I went to work today thinking about what she had murmured last night and what we had shared. I took out her hate mail or really all the mail addressed to her. I held up my envelope opener in one hand ready to open the letter from this Ram fellow. I couldn't do it. I didn't want to invade her privacy. I needed her to do this and I needed her to tell me. The story between her and Ram was bothering me but I also had to focus on work. I took all the letters addressed to her back home.

This morning when I got out of bed and she looked angelic. A soft glow was on her face as I left for work. I knew she had called but I couldn't attend to her call and I headed home a bit late too. I opened the door and heard wretching noises. She was vomiting. I think it's all the alcohol in her system. I ran up and there she was, wearing a pair of pyjamas – a real shirt and pants which I had never seen her wear before. Her hair hung loosely behind her. I put her back into the bed and I knew I needed to ask her sooner or later – "We need to talk." 

She turned her face towards me, her eyes had begun to get teary as she told me all she remembered from the night before. She thinks we came home and went to sleep. She didn't know how and why she wasn't wearing anything when she woke up. She didn't remember hugging me, kissing me, loving me... the I hate you's to the wall, saying I love you... saying his name. I asked her if she remembers kissing me and her eyes had gone big. She shook her head no the whole time. This was not good.
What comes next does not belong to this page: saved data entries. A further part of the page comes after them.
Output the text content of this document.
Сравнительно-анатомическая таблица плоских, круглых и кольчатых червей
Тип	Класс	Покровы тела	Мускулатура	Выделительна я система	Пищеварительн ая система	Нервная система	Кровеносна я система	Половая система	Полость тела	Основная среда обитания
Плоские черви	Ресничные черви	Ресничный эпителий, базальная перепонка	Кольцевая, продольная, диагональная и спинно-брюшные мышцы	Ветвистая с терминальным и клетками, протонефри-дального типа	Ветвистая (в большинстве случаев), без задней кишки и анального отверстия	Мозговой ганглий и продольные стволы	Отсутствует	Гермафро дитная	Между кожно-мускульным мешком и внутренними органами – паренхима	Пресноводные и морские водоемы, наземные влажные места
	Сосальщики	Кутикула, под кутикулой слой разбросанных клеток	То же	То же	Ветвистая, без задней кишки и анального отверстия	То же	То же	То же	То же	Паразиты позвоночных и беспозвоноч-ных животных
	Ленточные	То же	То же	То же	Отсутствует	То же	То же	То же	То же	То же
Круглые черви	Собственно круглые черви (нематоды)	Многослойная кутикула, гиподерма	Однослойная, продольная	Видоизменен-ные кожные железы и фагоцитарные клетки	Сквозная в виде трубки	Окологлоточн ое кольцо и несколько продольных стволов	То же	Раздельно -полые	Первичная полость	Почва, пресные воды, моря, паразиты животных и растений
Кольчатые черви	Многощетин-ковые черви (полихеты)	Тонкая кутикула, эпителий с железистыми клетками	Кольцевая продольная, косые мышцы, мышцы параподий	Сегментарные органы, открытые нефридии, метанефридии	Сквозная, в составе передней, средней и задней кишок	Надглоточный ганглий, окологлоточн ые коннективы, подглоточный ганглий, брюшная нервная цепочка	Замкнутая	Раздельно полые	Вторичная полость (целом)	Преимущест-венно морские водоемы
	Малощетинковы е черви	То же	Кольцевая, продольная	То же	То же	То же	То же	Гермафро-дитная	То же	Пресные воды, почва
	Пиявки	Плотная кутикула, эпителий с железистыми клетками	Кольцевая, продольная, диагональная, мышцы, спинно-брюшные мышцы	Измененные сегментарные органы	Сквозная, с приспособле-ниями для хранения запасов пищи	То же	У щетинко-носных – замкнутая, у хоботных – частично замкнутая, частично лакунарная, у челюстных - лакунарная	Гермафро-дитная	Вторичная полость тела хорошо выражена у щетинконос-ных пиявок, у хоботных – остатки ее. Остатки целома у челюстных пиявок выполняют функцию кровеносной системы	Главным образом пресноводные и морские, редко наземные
 I didn't know how to break it to her that we had sex yesterday night but she asked me herself.  "So we did that?" "Yes." The tears began. " Raj! Why didn't you stop me? I told you I didn't want to yet. Why?" "I asked you if you wanted to but you said to keep going, you said you were okay with all of it." "I was drunk! Did you not have the sense to say no?" "..." What was I supposed to say to that? "So you don't remember any of it?" "I don't know anything about it! How did it happen? You should've stopped me!" And another bout of crying began. I tried to be gentle with her. She was already in this terrible state.

 I'm pretty sure if I ask her about Ram right now, she'll just break. I tried to comfort her. I move closer and her eyes go big and she looks scared. I decided to let her be and went to take my shower. I came back and she's asleep. Her alcohol intake had become extremely high yesterday. I am so stupid for not stopping her. I felt sleepy too but she's sick and I don't want to disturb her. I slept on the sofa watching her at first before sleep dawned upon me.

The bag of mail will be shown to her some other time. I walked into our closet and put it on one of the shelves at the top. I decided against getting too close to her especially now that this has happened.